Lesefördernde, Stoffe

Mein lieber weißer Fleck!

Ist Bloggen Leseförderung? Ja, wenn es zum Lesen motiviert. Nein, weil es zeitlich begrenzt ist. Bücher, deren Titelhelden Tagebuch führen und die auf diese Weise Geheimnisse (mit-)teilen, sind beliebter und erreichen hohe Auflagen. Warum? Weil sich ihre Inhalte nicht so schnell tot laufen wie ein digitales Format. Manchmal liegt das aber in der Natur des Themas.

2017 erschien eine US-Lizenz in deutscher Übersetzung, die rein aus Blog-Inhalten bestand. Ein Versuch, der virtuellen Ebene durch ein Buch Gewicht zu verleihen. Er lief gut, würde mittlerweile aber nicht mehr 1:1 funktionieren, auch nicht mehr mit dem sperrigen Titel: „Ich wollte nur, dass du noch weißt.“

Blogautorin Emily Trunko: Das virtuelle Tagebuch hat seinen Zweck erfüllt. Foto: Loewe-Verlag.

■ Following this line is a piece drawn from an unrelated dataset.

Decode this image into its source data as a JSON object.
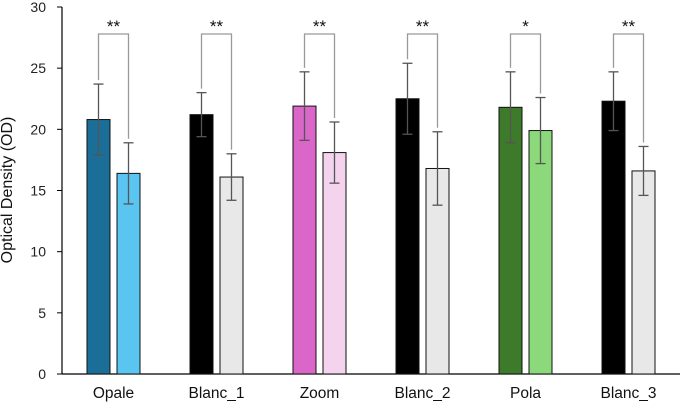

Zwei Jahre zuvor hatte die Autorin, Emily Trunko aus Ohio in den USA, Grund zu Liebeskummer gehabt. Was unausgesprochen blieb zwischen ihr und ihm, richtete die damals 16-Jährige – stellvertretend – an den Blog DearMyBlank! (übersetzt: „Mein lieber weißer Fleck!“). So, als würde sie den Brief an ihren Schwarm richten – ohne die Zeilen allerdings abzuschicken. Schnell wurde Dear MyBlank ein öffentliches Tagebuch, voller Nachrichten, die ihre Absender zwar geschrieben hatten, die aber keinen ihrer Empfänger je erreichten. Stattdessen landeten sie bei Emily. Sie veröffentlichte sie anonym. Irgendwann war der Blog so populär, dass Verlage darauf aufmerksam wurden.

Inzwischen ist Emily 20 Jahre alt und mit Rian verlobt, einem Jungen, der ihr einst eine Nachricht für den Blog einsandte. Die beiden unterhielten sich eine Weile per E-Mail und Whats App, ehe sie sich trafen. Emily Trunkos Blog gibt es nach wie vor, gleichwohl ist ihr eigenes Coming of age abgeschlossen. Das virtuelle Tagebuch hat seinen Zweck erfüllt. Die Frequenz der Einträge hat abgenommen.

In die Tagebücher anderer zu schauen, macht aber noch immer neugierig. So erklärt sich die Begeisterung für diese Titel. Die Bücher sind geheim oder es stehen Sätze darin, die in der literarischen Wirklichkeit unausgesprochen bleiben. Weil man sich nicht traut, sie zu äußern oder schon weiß, dass Reden nicht weiterhilft. Wie im echten Leben. Weil die angesprochene Person nicht mehr da ist oder in jemand anderes verliebt. Wie im echten Leben. Oder ein Promi ist, an den man nicht rankommt. Wie – genau. Deshalb sind Tagebücher in der Leseförderung gesetzt.